To save legal costs, I’m putting together the supporting documents for the arbitrator. Mostly, it’s account statements: This is the mortgage, here’s the deed, that sort of thing.
But we’re also putting together an argument that I should be reimbursed for some of my legal costs, and to do that, we have to illustrate the ways in which he has stymied this legal process for nearly a year.
There are a lot of documents to go through. Hundreds of emails. Emails demanding his skis and my cooperation. Legal documents I don’t quite understand demanding spousal maintenance, even though we earn roughly the same amount of money. Emails denying the existence of accounts, and more emails admitting those accounts’ existence.
One email from him informs me if I did not turn over his new iPhone, he would cancel my health insurance. The subject line: “The Phone or your health insurance.” It was followed by a notification that since I hadn’t turned the phone over fast enough, he was canceling the insurance anyway.
And so on.
I try to just follow my lawyer’s letter and pull documents that support the points he’s trying to make. I can’t make sense of any of it any more, and when I try to, I can feel knots forming in the back of my neck. They hurt, so I stop thinking and just follow the script I’ve been given.

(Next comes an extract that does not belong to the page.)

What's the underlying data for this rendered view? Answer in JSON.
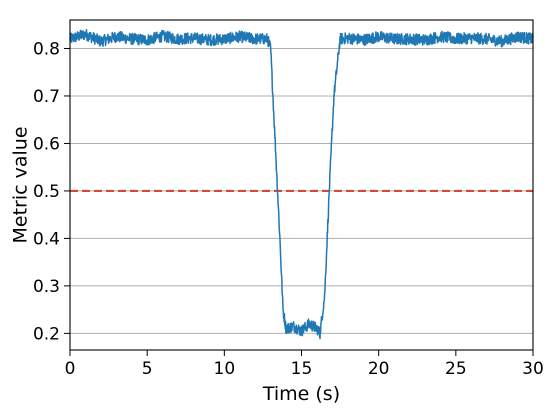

I’m reading through all of it and even nine months later, even after the Lawyer has told me, “No, you don’t cancel health insurance until things are settled,” I still feel like I need to respond, say something, explain why it is I didn’t want to give him the damn thing, how this isn’t my fault.
But everything I say just turns into a bigger argument in my mind – I said that because he did that but then he comes back with he did this because I did that and so on and on and on.
It exhausts me, this web of justifications I’m trapped in.
I scramble over to the attorney’s office at the last possible minute and give the documents to the paralegal. I explain the various emails to her and why I’m including them. She runs highlighter through the important points so she doesn’t forget later.
She reads that subject line and her eyes pop.
I get ready to explain myself, but she doesn’t ask.
She only says, “Wow. That just says it all.”